Her iki olay da kamuoyunda geniş yankı uyandırmış; kısa sürede sıradan bir adli vakadan çıkarak, bazı değerlendirmelere göre, siyasi içerikli ve hassas bir hâl almıştır. İhsan Güven’in özellikle 1960 Askerî Darbesi’ndeki rolü ve devletin çeşitli kademeleriyle olan ilişkileri, olayın boyutunu farklılaştırmıştır. Ayrıca, kamuoyunda Güven ile yakın ilişkisi olduğu ifade edilen Cumhuriyet dönemi düşünürü Necip Hablemitoğlu’nun da benzer bir şekilde, gözünden vurularak öldürülmesi dikkat çekici bir benzerliğe yol açmıştır.
Soruşturma sürecinde, İhsan Güven’in öldürülmesiyle daha önce başka bir siyasi suikastta adı geçen bazı yapıların bağlantılı olabileceği yönünde değerlendirmeler olmuştur. Ankara Cumhuriyet Başsavcılığı’nın, İstanbul Cumhuriyet Başsavcılığı tarafından hazırlanan iddianameyi inceleyerek soruşturma başlattığı belirtilmiştir.
Her iki olayda da hedef alınan kişilerin, bazı yorumlara göre, bilgi ve birikimleriyle dikkat çeken isimler olması önemle vurgulanmıştır. Cinayetlerin profesyonelce işlendiği ve geride belirgin deliller bırakılmadığı yönünde değerlendirmeler yapılmıştır.
Kurmuş olduğu Dost Tarikatı manevi rehberi emekli albay olan İhsan Güven ile öğretmen eşi Sibel Güven’in cenazesi, İstanbul Habipler Yayla Mezarlığı'nda toprağa verilmişti…
İhsan Güven, 1925 yılında Trabzon’da doğdu. Askerî okula giren Güven, mezun olduktan sonra ülkenin çeşitli yerlerinde görev yaptı. 1950’li yıllarda İskenderun-Yarıkkaya Radar Üssü'nün yapımında görev yaptığı dönemde İsmail Emre ile tanıştı ve bu hâdise, hayatında bir dönüm noktası teşkil etti.

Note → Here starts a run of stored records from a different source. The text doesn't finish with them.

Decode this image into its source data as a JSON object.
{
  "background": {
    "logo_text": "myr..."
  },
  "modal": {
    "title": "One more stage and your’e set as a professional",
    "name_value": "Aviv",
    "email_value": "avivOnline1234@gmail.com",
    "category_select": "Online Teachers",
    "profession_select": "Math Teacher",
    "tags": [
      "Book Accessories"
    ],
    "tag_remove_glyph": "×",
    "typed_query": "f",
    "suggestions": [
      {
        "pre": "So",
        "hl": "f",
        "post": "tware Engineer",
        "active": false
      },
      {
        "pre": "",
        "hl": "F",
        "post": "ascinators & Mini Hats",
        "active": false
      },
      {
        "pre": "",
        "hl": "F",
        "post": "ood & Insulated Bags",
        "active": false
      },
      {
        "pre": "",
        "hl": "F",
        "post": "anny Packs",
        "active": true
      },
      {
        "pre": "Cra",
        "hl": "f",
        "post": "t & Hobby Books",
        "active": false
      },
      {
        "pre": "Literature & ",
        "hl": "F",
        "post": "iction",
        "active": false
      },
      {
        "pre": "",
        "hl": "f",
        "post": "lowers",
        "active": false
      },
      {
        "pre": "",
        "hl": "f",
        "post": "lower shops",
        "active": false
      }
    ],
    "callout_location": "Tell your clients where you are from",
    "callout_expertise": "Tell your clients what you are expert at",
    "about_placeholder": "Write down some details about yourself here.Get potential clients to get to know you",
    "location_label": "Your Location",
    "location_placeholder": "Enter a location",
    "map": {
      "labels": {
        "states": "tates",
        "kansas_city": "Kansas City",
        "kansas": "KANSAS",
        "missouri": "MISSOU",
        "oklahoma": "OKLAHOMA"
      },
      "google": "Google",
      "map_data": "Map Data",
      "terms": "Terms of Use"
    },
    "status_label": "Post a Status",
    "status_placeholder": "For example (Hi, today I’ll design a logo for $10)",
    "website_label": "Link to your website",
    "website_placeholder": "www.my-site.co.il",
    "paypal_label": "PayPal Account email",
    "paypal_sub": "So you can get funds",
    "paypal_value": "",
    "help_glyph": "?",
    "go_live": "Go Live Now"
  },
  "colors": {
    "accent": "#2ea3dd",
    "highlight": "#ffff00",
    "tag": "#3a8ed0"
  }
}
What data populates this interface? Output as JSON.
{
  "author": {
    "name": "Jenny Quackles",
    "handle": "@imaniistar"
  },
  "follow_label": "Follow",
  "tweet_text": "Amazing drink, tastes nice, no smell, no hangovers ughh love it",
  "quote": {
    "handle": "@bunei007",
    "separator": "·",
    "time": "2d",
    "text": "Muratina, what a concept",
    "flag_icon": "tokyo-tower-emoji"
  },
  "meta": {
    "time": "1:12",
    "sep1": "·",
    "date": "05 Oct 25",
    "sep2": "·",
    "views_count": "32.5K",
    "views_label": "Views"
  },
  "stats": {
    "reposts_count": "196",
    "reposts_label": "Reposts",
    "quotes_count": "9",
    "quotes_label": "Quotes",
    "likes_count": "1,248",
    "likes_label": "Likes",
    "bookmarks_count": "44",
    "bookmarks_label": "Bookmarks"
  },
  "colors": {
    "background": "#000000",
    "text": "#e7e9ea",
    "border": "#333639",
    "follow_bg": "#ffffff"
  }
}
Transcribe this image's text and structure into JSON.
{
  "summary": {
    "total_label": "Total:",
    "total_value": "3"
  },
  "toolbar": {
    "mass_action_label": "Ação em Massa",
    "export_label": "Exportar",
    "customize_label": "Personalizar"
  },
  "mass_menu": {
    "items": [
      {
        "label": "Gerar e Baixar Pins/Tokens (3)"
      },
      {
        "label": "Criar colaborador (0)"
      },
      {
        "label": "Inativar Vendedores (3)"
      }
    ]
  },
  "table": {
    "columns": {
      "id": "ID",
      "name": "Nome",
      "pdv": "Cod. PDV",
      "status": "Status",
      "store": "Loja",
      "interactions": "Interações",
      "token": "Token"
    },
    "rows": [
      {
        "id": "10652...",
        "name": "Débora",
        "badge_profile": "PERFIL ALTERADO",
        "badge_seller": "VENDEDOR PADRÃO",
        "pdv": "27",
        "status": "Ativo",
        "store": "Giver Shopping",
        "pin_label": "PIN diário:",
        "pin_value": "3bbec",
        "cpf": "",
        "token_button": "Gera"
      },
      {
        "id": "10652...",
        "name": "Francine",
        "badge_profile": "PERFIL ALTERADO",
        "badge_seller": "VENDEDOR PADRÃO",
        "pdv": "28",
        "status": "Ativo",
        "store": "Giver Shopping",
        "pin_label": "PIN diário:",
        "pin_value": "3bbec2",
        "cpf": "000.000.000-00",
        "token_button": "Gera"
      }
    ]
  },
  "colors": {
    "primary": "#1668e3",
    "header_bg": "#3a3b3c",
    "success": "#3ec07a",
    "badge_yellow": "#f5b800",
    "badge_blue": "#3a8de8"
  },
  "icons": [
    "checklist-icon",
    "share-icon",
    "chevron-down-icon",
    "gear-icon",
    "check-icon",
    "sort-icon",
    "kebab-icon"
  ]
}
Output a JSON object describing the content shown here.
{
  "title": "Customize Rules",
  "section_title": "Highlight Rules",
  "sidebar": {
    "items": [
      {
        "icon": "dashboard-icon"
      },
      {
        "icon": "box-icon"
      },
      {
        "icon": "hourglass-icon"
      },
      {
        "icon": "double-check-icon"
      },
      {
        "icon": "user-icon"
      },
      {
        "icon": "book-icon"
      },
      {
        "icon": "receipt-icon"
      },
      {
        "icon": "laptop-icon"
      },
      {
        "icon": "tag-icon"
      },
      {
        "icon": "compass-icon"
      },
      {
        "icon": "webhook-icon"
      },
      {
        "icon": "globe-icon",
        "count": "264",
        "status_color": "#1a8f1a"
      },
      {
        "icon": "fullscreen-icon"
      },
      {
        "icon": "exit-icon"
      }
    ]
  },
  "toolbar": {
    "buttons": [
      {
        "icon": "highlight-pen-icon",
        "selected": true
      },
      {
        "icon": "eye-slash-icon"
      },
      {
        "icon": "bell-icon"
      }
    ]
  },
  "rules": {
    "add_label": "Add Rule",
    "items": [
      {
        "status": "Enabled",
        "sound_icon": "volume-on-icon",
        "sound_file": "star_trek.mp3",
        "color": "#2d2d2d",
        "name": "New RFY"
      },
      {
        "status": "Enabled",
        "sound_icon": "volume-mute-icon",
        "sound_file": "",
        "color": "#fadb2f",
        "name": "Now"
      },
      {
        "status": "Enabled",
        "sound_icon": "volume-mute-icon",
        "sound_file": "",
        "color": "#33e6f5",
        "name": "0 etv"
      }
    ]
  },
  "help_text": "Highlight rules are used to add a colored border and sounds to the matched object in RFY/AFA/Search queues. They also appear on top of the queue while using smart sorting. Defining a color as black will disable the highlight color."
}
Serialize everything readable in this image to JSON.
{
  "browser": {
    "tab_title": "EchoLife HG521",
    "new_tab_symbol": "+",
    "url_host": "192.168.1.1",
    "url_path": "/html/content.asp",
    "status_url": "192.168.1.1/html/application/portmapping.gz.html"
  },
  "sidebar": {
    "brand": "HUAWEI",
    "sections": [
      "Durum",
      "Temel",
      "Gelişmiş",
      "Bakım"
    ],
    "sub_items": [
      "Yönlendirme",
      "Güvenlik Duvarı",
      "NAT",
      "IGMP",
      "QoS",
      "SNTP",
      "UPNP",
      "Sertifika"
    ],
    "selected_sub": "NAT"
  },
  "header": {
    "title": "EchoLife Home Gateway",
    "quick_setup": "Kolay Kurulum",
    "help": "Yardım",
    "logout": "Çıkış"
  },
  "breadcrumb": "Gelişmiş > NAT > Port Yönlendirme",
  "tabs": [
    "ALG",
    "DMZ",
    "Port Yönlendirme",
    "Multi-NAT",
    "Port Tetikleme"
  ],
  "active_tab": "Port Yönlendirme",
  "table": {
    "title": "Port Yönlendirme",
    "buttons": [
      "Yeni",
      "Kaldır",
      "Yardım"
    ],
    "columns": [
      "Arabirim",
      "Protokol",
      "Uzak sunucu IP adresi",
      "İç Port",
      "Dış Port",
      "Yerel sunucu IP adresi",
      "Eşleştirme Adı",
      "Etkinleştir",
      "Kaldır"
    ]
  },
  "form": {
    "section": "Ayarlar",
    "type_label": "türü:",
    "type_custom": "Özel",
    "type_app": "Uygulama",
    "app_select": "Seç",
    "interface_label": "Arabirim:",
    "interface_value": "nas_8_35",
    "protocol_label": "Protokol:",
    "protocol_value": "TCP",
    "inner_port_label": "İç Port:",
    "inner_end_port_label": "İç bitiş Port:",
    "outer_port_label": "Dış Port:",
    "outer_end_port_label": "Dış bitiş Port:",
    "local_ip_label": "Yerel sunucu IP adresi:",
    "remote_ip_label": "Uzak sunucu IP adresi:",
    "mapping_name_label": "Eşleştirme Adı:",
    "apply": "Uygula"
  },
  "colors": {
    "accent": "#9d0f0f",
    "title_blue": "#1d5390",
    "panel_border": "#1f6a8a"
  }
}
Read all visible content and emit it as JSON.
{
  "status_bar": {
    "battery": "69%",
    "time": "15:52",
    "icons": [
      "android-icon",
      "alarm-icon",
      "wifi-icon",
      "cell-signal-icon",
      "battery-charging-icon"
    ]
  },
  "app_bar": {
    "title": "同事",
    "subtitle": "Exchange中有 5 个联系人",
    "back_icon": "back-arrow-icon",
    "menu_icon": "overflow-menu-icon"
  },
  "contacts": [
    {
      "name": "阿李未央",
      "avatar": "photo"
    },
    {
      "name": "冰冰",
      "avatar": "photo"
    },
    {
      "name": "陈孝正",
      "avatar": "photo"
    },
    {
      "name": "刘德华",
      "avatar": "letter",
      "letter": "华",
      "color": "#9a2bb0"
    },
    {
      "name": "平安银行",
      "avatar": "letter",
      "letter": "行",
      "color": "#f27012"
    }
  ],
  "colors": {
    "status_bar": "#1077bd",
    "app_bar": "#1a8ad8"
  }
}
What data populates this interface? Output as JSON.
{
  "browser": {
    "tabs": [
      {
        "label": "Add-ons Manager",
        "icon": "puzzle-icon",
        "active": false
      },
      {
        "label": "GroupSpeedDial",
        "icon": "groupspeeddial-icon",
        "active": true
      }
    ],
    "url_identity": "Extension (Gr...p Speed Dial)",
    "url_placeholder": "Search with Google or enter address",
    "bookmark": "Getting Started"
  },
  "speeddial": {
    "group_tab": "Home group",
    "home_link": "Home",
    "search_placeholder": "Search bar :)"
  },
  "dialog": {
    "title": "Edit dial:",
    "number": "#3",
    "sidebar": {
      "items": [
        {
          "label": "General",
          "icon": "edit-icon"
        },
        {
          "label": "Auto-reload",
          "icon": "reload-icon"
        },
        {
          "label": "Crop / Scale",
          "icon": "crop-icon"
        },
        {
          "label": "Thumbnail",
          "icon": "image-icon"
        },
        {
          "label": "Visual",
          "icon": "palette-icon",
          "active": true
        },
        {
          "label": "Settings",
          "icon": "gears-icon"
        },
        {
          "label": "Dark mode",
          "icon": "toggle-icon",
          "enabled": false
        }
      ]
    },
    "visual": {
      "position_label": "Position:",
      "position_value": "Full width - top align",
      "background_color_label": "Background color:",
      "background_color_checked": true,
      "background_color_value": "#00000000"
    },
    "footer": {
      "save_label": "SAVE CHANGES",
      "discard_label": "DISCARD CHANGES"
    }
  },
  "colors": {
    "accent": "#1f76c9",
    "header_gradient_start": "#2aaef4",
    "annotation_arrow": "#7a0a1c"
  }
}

İsmail Emre (1900 - 14 Ağustos 1970), Adana’da yaşamış olan tasavvuf şairiydi. Alman Oryantalist Annemarie Schimmel, onu abartılı şekilde “Tasavvufun Boyutları” adlı kitabında “Yeni Yunus Emre” olarak adlandırmıştır. Oysa İsmail Emre’nin söyleyişleri, sıradan halk ozanlarının gerisinde ve düzeyinde olmamasına rağmen Alman Oryantalist Annemarie Schimmel tarafından öne çıkarılması düşündürücüdür.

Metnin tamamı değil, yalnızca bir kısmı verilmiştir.